I think this might be the first time I've commented here. I really appreciate all you've said here. And I wanted to share with you another post on modesty that I also feel was excellent. Veronica at Toddled Dredge also wrote two great posts about it:

http://toddleddredge.com/troublemakin/on-modesty
http://toddleddredge.com/troublemakin/beating-the-dead-modesty-horse

Great comments on those posts, too.

Anonymous said...

Lisa, as always, you never fail to impress me. Thank you for speaking out! I had these similar concerns about another equally well-promoted show lately. I was so excited to see Mamma Mia! and as much as I loved the musical adaptation of all the Abba songs, at some point I had to ask myself, Since when has immorality become considered acceptable entertainment? "Loose" living, alternative lifestyles, etc., etc.... even though I laughed at many parts, and enjoyed the camaraderie between all the friendships, there was still something nagging at the back of my mind. Then, at the end (sorry to be a spoiler here), when the daughter decides NOT to get married, and, instead, go off traveling the world with her boyfriend because he never wanted to get married in the first place, I couldn't help the feeling of disgust and disappointment. So, call me a prude, too, if you must. If that's what it means to stand up for values and denounce anything that whispers of sin, then so be it.

Sorry for the novella, but let me just say, I'd love to join your club and I think you should be president!

Andi Kate, Children's Author said...

Remember how I thought there was too much violence in The Incredibles? That's how prudish I am. I can't STAND violence, I guess because I don't UNDERstand it. Completely unnecessary in my opinion. The ancient Greek playwrights that we still study today had all their gory violence occur offstage. That is where I think it belongs.

Andi Kate, Children's Author said...

One of my most vivid recollections traveling with my entire family in Europe was when we were in Frankfurt, where we ate from a frankfurter cart right in front of a nude/nude/nude place and across the street from more offensive signs. We couldn't escape them! My dad is MR. CONSERVATIVE and even he had to give in and realize this.

annie valentine said...

I also liked your take on the violence. My hubby had to handle a distressing crime scene at work today and just hearing about it broke my heart. I couldn't help thinking about how desensitized we all are to violence in general.
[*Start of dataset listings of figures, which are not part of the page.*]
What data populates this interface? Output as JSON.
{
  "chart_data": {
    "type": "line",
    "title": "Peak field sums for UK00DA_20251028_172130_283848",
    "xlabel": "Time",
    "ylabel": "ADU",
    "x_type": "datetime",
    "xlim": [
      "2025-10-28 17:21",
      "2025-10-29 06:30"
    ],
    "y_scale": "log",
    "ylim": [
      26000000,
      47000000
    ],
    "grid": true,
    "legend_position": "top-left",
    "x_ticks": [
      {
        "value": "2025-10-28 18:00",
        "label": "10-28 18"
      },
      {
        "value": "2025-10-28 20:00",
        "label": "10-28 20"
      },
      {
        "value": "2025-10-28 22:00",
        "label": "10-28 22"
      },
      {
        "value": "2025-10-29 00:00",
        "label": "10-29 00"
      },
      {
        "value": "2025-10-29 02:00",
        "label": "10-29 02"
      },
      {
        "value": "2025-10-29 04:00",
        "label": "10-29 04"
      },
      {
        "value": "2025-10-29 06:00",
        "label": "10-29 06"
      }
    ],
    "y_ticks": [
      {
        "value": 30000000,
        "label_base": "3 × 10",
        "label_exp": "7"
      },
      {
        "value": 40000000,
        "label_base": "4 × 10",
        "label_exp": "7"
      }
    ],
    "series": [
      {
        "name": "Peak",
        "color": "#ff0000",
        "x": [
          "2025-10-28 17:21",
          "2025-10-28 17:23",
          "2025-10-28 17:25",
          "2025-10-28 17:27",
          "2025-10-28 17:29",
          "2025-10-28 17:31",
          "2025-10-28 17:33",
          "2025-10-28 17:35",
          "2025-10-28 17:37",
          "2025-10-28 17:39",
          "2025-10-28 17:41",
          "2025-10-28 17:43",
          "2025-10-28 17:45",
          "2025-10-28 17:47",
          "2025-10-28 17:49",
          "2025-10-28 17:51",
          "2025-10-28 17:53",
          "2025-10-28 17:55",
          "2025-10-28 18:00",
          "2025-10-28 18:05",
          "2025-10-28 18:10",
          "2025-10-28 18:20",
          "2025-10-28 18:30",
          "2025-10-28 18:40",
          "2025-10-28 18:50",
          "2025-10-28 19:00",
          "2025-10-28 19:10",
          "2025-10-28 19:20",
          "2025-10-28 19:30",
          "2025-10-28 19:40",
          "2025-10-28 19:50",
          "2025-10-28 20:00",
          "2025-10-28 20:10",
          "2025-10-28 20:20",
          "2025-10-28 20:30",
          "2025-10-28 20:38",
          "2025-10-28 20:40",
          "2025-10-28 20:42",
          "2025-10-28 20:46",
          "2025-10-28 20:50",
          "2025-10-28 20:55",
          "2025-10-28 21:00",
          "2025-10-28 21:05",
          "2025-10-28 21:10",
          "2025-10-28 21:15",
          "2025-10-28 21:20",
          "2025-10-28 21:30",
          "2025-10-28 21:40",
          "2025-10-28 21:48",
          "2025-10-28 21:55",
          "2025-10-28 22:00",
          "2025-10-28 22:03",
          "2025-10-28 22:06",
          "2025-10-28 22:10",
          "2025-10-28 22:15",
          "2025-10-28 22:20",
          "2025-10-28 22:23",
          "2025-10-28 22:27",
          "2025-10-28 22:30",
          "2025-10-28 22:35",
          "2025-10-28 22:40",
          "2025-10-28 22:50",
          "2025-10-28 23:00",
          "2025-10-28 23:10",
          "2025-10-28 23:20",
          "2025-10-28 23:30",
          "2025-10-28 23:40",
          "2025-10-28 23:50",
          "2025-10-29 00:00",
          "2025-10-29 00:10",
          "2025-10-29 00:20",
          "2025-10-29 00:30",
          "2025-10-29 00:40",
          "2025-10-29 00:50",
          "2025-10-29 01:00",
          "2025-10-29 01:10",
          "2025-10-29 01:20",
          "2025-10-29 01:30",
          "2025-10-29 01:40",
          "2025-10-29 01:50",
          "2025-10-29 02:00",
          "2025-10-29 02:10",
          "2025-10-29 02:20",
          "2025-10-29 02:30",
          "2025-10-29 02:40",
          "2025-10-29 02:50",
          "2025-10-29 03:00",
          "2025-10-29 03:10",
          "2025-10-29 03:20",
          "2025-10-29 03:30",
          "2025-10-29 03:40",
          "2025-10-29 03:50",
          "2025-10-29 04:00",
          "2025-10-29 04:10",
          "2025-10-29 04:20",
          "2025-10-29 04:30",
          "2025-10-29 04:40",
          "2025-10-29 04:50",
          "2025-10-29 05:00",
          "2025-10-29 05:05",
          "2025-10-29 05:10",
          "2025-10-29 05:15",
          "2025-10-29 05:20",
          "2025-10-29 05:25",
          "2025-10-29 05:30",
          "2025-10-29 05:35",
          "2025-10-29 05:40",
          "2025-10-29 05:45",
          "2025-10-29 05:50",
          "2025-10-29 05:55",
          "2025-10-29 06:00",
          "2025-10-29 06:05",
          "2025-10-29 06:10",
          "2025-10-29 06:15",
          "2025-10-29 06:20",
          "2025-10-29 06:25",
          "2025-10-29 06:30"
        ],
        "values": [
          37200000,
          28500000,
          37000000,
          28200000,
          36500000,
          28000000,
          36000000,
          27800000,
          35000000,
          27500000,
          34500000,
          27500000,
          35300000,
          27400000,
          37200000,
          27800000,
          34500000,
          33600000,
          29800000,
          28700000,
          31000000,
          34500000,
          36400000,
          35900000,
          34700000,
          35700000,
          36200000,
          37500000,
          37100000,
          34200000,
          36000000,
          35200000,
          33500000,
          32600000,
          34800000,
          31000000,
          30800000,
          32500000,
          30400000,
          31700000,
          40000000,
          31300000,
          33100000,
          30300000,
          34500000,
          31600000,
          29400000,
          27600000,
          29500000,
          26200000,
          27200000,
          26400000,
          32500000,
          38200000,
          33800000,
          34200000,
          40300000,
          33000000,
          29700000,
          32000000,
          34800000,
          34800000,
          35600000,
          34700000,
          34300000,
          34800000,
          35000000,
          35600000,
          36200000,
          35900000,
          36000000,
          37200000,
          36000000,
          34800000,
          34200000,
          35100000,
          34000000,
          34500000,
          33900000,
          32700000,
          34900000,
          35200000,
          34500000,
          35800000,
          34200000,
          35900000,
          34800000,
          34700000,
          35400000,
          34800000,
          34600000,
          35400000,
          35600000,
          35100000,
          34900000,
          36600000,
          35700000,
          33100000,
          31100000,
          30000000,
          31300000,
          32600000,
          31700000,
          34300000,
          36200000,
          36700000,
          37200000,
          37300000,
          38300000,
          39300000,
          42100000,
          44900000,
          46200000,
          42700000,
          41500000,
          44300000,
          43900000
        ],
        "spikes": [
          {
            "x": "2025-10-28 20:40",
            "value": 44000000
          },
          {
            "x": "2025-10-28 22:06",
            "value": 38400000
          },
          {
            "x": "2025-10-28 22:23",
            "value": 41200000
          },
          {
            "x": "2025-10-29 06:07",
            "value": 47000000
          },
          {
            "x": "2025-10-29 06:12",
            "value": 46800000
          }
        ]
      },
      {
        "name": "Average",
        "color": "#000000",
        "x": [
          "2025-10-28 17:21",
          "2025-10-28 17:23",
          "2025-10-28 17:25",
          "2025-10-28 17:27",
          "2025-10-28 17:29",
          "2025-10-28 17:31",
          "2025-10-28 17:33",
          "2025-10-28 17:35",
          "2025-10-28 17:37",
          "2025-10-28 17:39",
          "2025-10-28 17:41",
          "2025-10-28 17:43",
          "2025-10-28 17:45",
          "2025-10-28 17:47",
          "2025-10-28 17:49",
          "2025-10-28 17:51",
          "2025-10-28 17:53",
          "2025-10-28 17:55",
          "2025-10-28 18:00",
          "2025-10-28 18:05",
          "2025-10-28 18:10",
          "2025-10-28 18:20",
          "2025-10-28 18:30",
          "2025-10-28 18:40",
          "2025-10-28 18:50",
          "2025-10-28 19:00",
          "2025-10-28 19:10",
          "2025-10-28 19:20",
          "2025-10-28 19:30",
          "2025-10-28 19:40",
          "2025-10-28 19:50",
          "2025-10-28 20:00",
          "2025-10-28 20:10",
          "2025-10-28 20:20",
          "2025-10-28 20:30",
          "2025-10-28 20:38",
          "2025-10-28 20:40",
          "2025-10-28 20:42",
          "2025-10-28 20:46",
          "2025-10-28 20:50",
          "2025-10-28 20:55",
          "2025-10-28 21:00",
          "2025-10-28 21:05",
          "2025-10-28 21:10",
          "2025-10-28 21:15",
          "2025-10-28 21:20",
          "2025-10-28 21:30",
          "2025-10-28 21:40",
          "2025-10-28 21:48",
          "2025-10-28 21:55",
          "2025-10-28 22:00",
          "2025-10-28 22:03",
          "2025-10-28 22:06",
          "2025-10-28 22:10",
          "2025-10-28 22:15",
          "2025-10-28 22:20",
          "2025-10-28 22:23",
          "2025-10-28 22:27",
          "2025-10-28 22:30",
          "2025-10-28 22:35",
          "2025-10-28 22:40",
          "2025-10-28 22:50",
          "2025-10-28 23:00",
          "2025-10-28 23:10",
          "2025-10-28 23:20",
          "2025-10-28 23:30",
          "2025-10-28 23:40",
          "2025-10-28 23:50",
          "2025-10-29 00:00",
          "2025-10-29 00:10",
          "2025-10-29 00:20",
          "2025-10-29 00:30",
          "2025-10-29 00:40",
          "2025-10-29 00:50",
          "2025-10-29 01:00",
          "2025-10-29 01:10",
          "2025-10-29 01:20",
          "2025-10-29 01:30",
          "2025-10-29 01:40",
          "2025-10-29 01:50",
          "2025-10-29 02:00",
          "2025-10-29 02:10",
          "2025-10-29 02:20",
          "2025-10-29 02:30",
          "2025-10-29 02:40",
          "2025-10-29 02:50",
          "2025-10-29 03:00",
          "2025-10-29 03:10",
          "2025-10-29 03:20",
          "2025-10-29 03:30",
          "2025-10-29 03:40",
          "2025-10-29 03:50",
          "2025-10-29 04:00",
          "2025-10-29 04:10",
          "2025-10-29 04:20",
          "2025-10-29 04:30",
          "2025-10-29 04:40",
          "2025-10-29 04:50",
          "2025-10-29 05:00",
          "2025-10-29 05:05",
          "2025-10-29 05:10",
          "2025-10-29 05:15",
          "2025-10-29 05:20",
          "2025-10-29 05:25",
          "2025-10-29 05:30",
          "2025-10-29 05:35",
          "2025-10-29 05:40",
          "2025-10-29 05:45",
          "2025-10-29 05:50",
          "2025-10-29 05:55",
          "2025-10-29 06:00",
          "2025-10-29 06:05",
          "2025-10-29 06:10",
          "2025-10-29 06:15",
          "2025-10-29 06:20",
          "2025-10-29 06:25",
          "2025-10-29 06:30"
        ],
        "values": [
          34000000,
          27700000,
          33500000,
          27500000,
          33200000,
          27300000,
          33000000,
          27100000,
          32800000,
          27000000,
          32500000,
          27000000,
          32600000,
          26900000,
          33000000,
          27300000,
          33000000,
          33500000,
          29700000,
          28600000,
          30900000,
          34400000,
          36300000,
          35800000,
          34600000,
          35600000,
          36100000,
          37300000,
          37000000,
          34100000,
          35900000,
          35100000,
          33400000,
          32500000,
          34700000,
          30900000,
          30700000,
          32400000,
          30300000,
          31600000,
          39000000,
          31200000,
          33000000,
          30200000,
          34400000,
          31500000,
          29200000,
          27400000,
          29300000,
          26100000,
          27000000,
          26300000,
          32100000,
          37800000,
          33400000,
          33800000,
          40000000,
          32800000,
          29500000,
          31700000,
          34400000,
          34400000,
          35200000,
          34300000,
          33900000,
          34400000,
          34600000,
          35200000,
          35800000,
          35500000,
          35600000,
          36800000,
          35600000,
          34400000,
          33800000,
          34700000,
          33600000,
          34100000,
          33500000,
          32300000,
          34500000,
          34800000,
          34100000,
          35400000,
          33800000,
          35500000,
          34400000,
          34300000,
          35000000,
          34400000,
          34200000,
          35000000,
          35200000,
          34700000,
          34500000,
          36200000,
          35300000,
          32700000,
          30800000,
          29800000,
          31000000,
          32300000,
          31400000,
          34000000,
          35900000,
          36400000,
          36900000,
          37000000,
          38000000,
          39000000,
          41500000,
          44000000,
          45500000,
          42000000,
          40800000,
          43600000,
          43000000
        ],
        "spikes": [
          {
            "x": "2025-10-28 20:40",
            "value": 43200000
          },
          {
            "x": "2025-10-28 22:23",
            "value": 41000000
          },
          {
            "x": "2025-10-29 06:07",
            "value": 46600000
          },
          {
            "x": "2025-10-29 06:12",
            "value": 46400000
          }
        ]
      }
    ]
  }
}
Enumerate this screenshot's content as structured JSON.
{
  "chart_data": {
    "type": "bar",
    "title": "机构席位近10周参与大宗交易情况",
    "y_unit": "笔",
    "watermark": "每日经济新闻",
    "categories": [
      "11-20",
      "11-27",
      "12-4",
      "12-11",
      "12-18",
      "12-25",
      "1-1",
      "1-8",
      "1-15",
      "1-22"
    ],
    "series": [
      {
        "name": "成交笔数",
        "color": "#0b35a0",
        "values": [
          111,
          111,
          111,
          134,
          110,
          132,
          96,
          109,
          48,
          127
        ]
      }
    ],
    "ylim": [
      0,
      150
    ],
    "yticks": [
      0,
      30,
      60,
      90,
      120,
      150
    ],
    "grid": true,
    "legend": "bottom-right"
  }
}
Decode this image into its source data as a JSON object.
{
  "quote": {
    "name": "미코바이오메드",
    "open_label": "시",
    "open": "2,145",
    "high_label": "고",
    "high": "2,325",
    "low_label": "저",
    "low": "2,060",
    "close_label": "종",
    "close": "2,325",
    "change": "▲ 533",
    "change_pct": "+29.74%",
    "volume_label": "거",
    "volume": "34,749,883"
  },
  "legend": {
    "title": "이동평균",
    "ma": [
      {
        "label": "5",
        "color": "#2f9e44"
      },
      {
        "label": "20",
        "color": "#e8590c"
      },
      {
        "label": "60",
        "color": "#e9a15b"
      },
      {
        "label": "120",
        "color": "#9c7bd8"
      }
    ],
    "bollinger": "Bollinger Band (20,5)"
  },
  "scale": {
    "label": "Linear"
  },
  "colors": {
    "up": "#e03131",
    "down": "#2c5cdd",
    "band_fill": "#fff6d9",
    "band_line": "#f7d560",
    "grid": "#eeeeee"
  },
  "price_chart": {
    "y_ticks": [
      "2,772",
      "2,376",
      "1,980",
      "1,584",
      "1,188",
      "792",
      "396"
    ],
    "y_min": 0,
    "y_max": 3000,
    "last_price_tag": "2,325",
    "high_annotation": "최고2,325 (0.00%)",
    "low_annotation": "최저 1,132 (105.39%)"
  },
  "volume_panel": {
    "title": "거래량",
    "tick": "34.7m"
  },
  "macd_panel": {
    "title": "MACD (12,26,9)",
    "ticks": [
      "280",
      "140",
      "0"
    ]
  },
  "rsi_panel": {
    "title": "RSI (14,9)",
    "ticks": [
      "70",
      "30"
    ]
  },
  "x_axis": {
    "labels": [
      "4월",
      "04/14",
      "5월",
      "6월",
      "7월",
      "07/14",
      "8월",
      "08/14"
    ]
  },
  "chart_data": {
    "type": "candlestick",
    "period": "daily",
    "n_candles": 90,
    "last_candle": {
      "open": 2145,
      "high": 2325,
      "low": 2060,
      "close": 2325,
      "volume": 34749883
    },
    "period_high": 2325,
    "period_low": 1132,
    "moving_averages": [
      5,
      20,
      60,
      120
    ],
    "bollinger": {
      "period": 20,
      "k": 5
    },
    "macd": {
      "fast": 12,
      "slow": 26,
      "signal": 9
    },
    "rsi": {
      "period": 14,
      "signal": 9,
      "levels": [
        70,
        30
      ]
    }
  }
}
And we're lucky to be married to men who don't want to want to see that.

Heather of the EO said...

You're amazing. So well said. Keep on a rockin' :)

OnGod'sErrand said...

Good for you, Lisa! I admire your courage and your ability to say what you think. Many people feel the same way, but just don't speak out. Hurray for someone who does!

Rebecca Blevins said...

Good for you, taking a stand! I really enjoyed this post and I agree with every word.

Anne said...

I'm so glad I have something to refute-ish! Of course, I agree with everything-ish you said, BUT as far as the cheating thing goes, I feel differently than you. I think cheating is a frame of mind in which you are not completely loyal to your spouse for whatever reason. I'm thinking most women who cheat on their husbands probably haven't been addicted to pornography (probably just cuz I can't imagine any woman being interested in it!). But, I DO feel that men (or women) who lust after another woman (or man) ARE cheating and committing adultery, even if it's with a playboy.